Back to the Nocturne. To do it justice we have to begin with the intention of singing this heartrending melody very softly indeed. (Even the impassioned ‘f’ which comes later is surely relative rather than an absolute value). If you play the melody alone, as softly as you can, you can be very expressive indeed because, as well as the illusion above, you have a wider range of shading to play with. But as soon as you add the left hand you inevitably feel a need to give the melody more weight, thus robbing it of much potential expressiveness, not to mention ruining your exquisite cantabile.
Well now at least we know what we are aiming for – our melody at a true ‘p’ and our accompaniment not ‘pp’ or even ‘ppp’, but ‘pppp’, albeit still full-toned! These are absolute, not relative, values – a melody at ‘f’ and accompaniment at ‘p’ is not at all the same thing and would destroy the poignant atmosphere we’re trying so hard to create. I remember a masterclass (but unfortunately not who gave it!) where the maestro commented, ‘to make the right hand beautiful, first make the left hand beautiful’. What wisdom is so few words.

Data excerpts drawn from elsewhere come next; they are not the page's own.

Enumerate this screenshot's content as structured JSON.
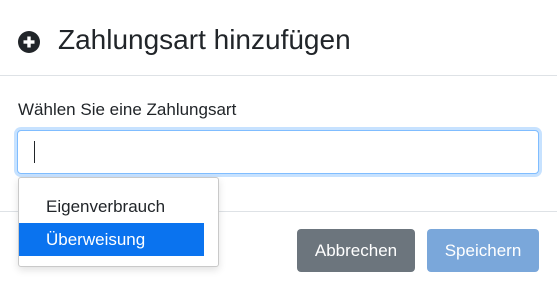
{
  "dialog": {
    "title": "Zahlungsart hinzufügen",
    "icon": "plus-circle-icon"
  },
  "form": {
    "label": "Wählen Sie eine Zahlungsart",
    "value": "",
    "options": [
      {
        "label": "Eigenverbrauch",
        "selected": false
      },
      {
        "label": "Überweisung",
        "selected": true
      }
    ]
  },
  "footer": {
    "cancel_label": "Abbrechen",
    "save_label": "Speichern"
  },
  "colors": {
    "primary": "#0a73ef",
    "cancel": "#6c757d",
    "save_disabled": "#7aa7da"
  }
}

So with total focus on the LH we’re aiming for the softest possible tone with 100% reliability. It’s a good test of how truly relaxed your technique is. The only function of the fingers is to be in the right place at the right time, suspended on the key surface in a state of perfectly weightless balance. Then, for the first note, release just enough body weight through the 5th finger to make the softest possible sound. The finger does no work at all – it is merely there to convey this minimal weight to the key, and thence just enough to hold it down.
For the subsequent notes this minimal weight is simply transferred from finger to finger by rotating the hand/wrist/arm as necessary. The difficulty is to keep this weight both minimal and constant – something only possible with a completely relaxed and balanced arm. In other words it’s just like walking where you simply transfer weight from one foot to the other without ever losing contact with the ground.
Walking ultra-softly on the keys is not at all easy but worth cultivating because it’s a sure way to the softest possible full-bodied sounds with 100% reliability. And with that you then have a huge range of expressiveness for the melody that need barely rise above a true ‘p’. You will sing like never before.